Based on student and faculty conversations, you may decide to designate a gift toward a professor-led program or institute, or develop a deeper understanding of student needs.
Consider special purpose funds that share your views or objectives
Novice investors often invest through mutual funds because they lack the time or expertise to choose individual stocks wisely. Smaller givers may, likewise, do well to consider contributing to “field-of-interest” or special purpose funds that support specific areas of work, rather than particular institutions.
Special purpose funds can enable donors to invest in a particular student population (e.g., first-generation college students), geographic area, or focus area (e.g., economics or U.S. history) without the burden of evaluating the nuances among individual institutions, faculty, or programs.
Local community foundations often house field-of-interest funds that allow donors to direct their philanthropy to a cause, drawing on the expertise of experts or like-minded donors to select individual recipients.
The Fund for Academic Renewal, for example, has created Special Purpose Funds that allow small givers to support subjects ranging from American history to science, mathematics to economic literacy.
Support ideas, not institutions
Sometimes, the most impactful strategy for supporting higher education may not involve giving money to schools at all.
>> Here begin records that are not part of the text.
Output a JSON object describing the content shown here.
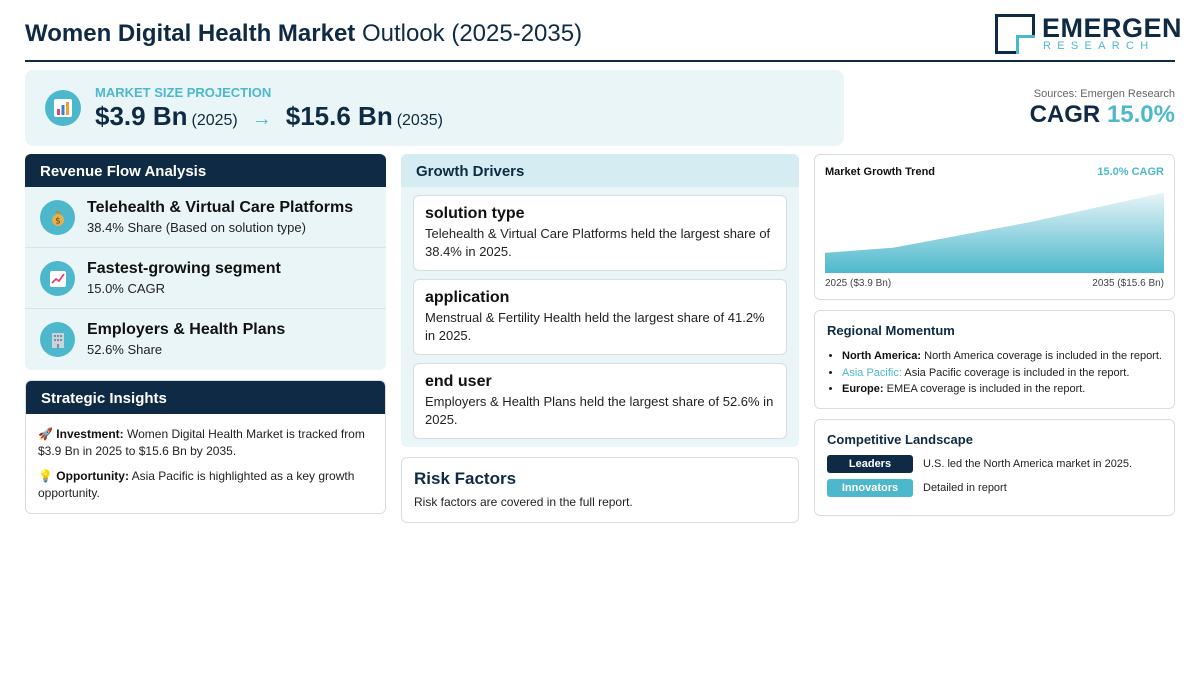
{
  "header": {
    "title_bold": "Women Digital Health Market",
    "title_rest": " Outlook (2025-2035)",
    "logo_name": "EMERGEN",
    "logo_sub": "RESEARCH"
  },
  "projection": {
    "icon": "bar-chart-icon",
    "label": "MARKET SIZE PROJECTION",
    "start_value": "$3.9 Bn",
    "start_year": "(2025)",
    "arrow": "→",
    "end_value": "$15.6 Bn",
    "end_year": "(2035)"
  },
  "summary": {
    "sources": "Sources: Emergen Research",
    "cagr_label": "CAGR ",
    "cagr_value": "15.0%"
  },
  "revenue_flow": {
    "heading": "Revenue Flow Analysis",
    "items": [
      {
        "icon": "money-bag-icon",
        "title": "Telehealth & Virtual Care Platforms",
        "subtitle": "38.4% Share (Based on solution type)"
      },
      {
        "icon": "trending-up-icon",
        "title": "Fastest-growing segment",
        "subtitle": "15.0% CAGR"
      },
      {
        "icon": "office-building-icon",
        "title": "Employers & Health Plans",
        "subtitle": "52.6% Share"
      }
    ]
  },
  "strategic_insights": {
    "heading": "Strategic Insights",
    "items": [
      {
        "icon": "rocket-icon",
        "label": "Investment:",
        "text": "Women Digital Health Market is tracked from $3.9 Bn in 2025 to $15.6 Bn by 2035."
      },
      {
        "icon": "lightbulb-icon",
        "label": "Opportunity:",
        "text": "Asia Pacific is highlighted as a key growth opportunity."
      }
    ]
  },
  "growth_drivers": {
    "heading": "Growth Drivers",
    "items": [
      {
        "title": "solution type",
        "text": "Telehealth & Virtual Care Platforms held the largest share of 38.4% in 2025."
      },
      {
        "title": "application",
        "text": "Menstrual & Fertility Health held the largest share of 41.2% in 2025."
      },
      {
        "title": "end user",
        "text": "Employers & Health Plans held the largest share of 52.6% in 2025."
      }
    ]
  },
  "risk_factors": {
    "heading": "Risk Factors",
    "text": "Risk factors are covered in the full report."
  },
  "market_trend": {
    "title": "Market Growth Trend",
    "cagr_label": "15.0% CAGR",
    "start_label": "2025 ($3.9 Bn)",
    "end_label": "2035 ($15.6 Bn)",
    "colors": {
      "fill_top": "#4db8cc",
      "fill_bottom": "#e8f5f8"
    }
  },
  "chart_data": {
    "type": "area",
    "x": [
      2025,
      2027,
      2031,
      2035
    ],
    "values": [
      3.9,
      4.9,
      9.8,
      15.6
    ],
    "title": "Market Growth Trend",
    "xlabel": "",
    "ylabel": "",
    "grid": false
  },
  "regional": {
    "heading": "Regional Momentum",
    "items": [
      {
        "region": "North America:",
        "text": " North America coverage is included in the report."
      },
      {
        "region": "Asia Pacific:",
        "text": " Asia Pacific coverage is included in the report."
      },
      {
        "region": "Europe:",
        "text": " EMEA coverage is included in the report."
      }
    ]
  },
  "competitive": {
    "heading": "Competitive Landscape",
    "rows": [
      {
        "badge": "Leaders",
        "text": "U.S. led the North America market in 2025."
      },
      {
        "badge": "Innovators",
        "text": "Detailed in report"
      }
    ]
  },
  "colors": {
    "navy": "#0f2a44",
    "accent": "#4db8cc",
    "panel": "#eaf5f8"
  }
}
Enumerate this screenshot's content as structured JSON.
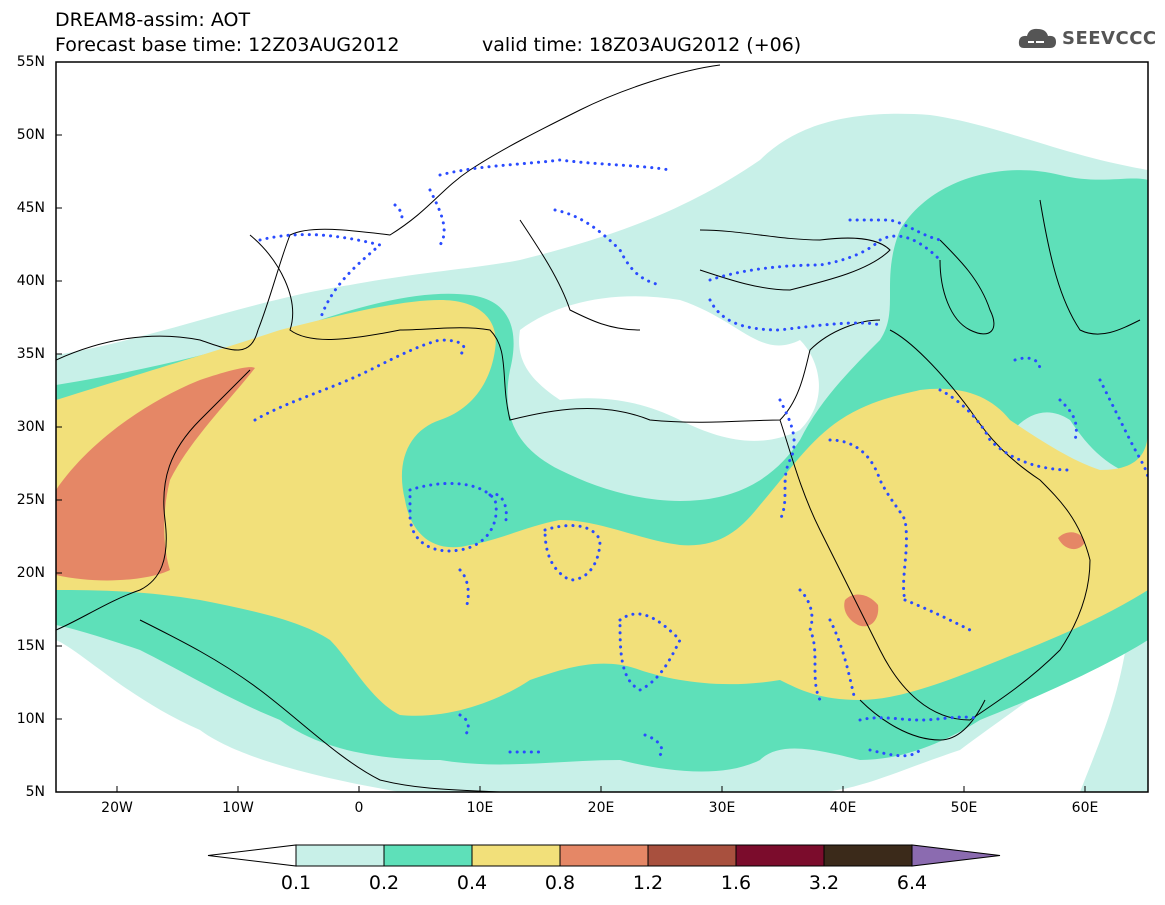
{
  "title": {
    "line1": "DREAM8-assim: AOT",
    "line2": "Forecast base time: 12Z03AUG2012",
    "valid": "valid time: 18Z03AUG2012 (+06)"
  },
  "logo": {
    "text": "SEEVCCC",
    "icon": "cloud-icon"
  },
  "axes": {
    "y_labels": [
      "55N",
      "50N",
      "45N",
      "40N",
      "35N",
      "30N",
      "25N",
      "20N",
      "15N",
      "10N",
      "5N"
    ],
    "x_labels": [
      "20W",
      "10W",
      "0",
      "10E",
      "20E",
      "30E",
      "40E",
      "50E",
      "60E"
    ]
  },
  "colorbar": {
    "labels": [
      "0.1",
      "0.2",
      "0.4",
      "0.8",
      "1.2",
      "1.6",
      "3.2",
      "6.4"
    ],
    "colors": [
      "#ffffff",
      "#c8f0e8",
      "#5ee0b9",
      "#f2e07a",
      "#e58766",
      "#a8503e",
      "#7b0c2c",
      "#3b2a1a",
      "#8b6bb0"
    ]
  },
  "map": {
    "extent": {
      "lon": [
        -25,
        65
      ],
      "lat": [
        5,
        55
      ]
    },
    "field": "AOT",
    "contour_line_color": "#2a4bff"
  }
}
There are many worthy national and local nonprofit organizations that provide support services to students—or advance critical causes like college access, rigor, and research.
These include the Foundation for Individual Rights in Education (which advocates on behalf of students’ First Amendment rights) and New York’s Morningside Institute (which offers seminars and excursions to cultural events in order to expose students to classic works). Contributing to organizations like these can support students in ways that reflect a donor’s passions—while avoiding the pitfalls and hurdles associated with giving directly to a college or university.
As year-end approaches, individuals with a philanthropic orientation and commitment to higher education should consider how best to focus their contributions. Because taking an intentional approach that balances student and institutional needs with donor priorities can help even small funders make a big impact.